In order to develop resilient systems, holistic thinking is required. We have to consider artificial intelligence, technical methods and suitable architectures holistically. Fraunhofer IKS calls this safe intelligence.
Here, software technology is also of great importance, as it already offers instruments for self-adjusting systems. Methods and architectures have been developed for these systems for more than two decades, which form a basis for the development of resilient systems. They are also capable of controlling the complexity of resilient systems. Among other things, approaches like DevOps will play an increasingly important role.
In view of the current crises, the term resilience is currently receiving considerable attention. However, even in connection with technical systems and software reliability, the term has played a much discussed role for several years. The increased use of artificial intelligence has made this role even more important.
Read the four-part blog series in our Safe Intelligence Blog by Prof. Dr. Mario Trapp:
The roots of the concept of resilience go back a long way. The philosopher and lawyer Francis Bacon (1561 to 1626) defined resilience as a physical property of a body to be able to return to its original state after the action of a force.
With regard to technical systems, resilience means not failing completely in the event of faults or partial failures, but maintaining essential system services.
The computer scientist Jean-Claude Laprie defined resilience in connection with software reliability. A very important point: Resilience also refers to changes that have not been foreseen or even are unpredictable. The concept of resilience thus accepts the fact that one is unable to predict the context of systems. Resilient systems therefore have to adapt themselves again and again in order to achieve their overarching goals in changing, uncertain contexts.
Resilient software systems are characterized in that they are capable of reacting to a change in a particular context by adapting to it, so that essential characteristics of the system are maintained or optimized.
Resilience factors become critical when a system moves in a non-clearly defined environment, the so-called open-world context, i.e. a context that cannot be fully predicted and specified. It is also not possible to develop a single static solution that is suitable for all possible operating situations. Examples are cyber-physical systems such as autonomous vehicles or mobile robots.

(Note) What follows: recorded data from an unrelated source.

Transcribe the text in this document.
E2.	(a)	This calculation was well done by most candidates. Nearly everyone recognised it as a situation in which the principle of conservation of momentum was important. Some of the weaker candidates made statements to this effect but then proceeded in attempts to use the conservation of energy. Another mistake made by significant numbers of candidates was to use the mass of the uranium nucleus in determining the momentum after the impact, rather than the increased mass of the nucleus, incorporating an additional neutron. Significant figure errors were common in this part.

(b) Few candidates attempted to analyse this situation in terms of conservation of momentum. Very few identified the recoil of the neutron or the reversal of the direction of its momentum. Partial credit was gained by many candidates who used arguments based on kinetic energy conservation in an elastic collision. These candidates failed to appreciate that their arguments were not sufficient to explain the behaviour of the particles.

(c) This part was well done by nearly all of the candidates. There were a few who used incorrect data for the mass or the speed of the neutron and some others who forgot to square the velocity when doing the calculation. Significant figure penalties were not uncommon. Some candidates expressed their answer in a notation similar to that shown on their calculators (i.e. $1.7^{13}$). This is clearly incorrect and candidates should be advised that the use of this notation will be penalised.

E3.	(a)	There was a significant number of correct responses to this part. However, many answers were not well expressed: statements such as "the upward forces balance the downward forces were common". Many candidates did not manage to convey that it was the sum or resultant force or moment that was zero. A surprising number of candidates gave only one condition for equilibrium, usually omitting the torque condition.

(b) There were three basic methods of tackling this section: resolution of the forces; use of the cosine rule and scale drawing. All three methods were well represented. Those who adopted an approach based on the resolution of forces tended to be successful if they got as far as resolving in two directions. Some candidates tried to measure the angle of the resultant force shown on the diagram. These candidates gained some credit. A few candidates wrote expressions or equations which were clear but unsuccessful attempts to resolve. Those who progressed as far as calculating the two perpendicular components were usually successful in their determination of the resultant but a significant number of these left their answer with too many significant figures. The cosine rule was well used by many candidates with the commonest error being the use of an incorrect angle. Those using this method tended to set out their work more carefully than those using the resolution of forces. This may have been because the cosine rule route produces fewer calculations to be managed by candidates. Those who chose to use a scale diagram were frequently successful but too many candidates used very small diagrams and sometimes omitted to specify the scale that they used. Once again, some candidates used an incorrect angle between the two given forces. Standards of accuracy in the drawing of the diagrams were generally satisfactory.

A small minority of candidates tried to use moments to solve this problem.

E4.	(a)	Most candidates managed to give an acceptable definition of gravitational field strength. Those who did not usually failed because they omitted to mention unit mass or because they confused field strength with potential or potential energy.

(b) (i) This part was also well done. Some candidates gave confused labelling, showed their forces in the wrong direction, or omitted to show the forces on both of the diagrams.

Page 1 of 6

Level 5 autonomous vehicles are in a completely open and highly complex context. They move on a four-lane highway just as in a dense city. They encounter a large number of different road users whose behavior is not foreseeable. In order for the vision of driverless cars to become reality, it is essential to enable the systems to adapt to their context. The aim is to maximize their benefits while at the same time ensuring safety.
Mobile robots, which, for example, bring components or goods from A to B in storage logistics, also move in an open context. For example, they have to avoid people, bypass obstacles and orient themselves independently.
Whenever systems have to interact with people, unpredictable changes in the context can occur. Examples of this are collaborating robots – so-called cobots. They cooperate with human workers in the manufacturing environment, for example – ideally hand in hand. In this connection, the robot system must always adapt to humans. While the robot always works in the same way, this is not the case with the worker. The latter’s receptivity, for example, may change – depending on the time of day, individual characteristics or personal motivation.
Empowering systems to adapt to changes in the context and to increase resilience leads to more complexity. Example: If a software system consists of 100 different components, every single one of which has five configurations, then this system offers 5100 different combination options to respond to a specific event.
This complexity can hardly be controlled. This in turn leads to quality problems because it can no longer be guaranteed that the system can still fulfill its functions. So as a consequence of increased flexibility, it may no longer be possible to guarantee the benefit of a system.
The challenge of resilience is particularly evident when using artificial intelligence (AI). The strength of AI technologies, such as neural networks, is to react flexibly to unforeseen events. Therefore, they play a decisive role in autonomous driving, for example, because the car can only move in the open-world context with their help.
However, since AI, like a neural network, is a very complex system, it is not possible to understand how their decisions come about. AI is a black box, which means that it is impossible to guarantee the functioning of AI. However, when it comes to safety-critical applications such as autonomous driving, guarantees are necessary.
Installing a safety barrier in the form of “if/then/otherwise adaptations” does, however, not solve the problem as this would deprive AI of its greatest strength – flexibility.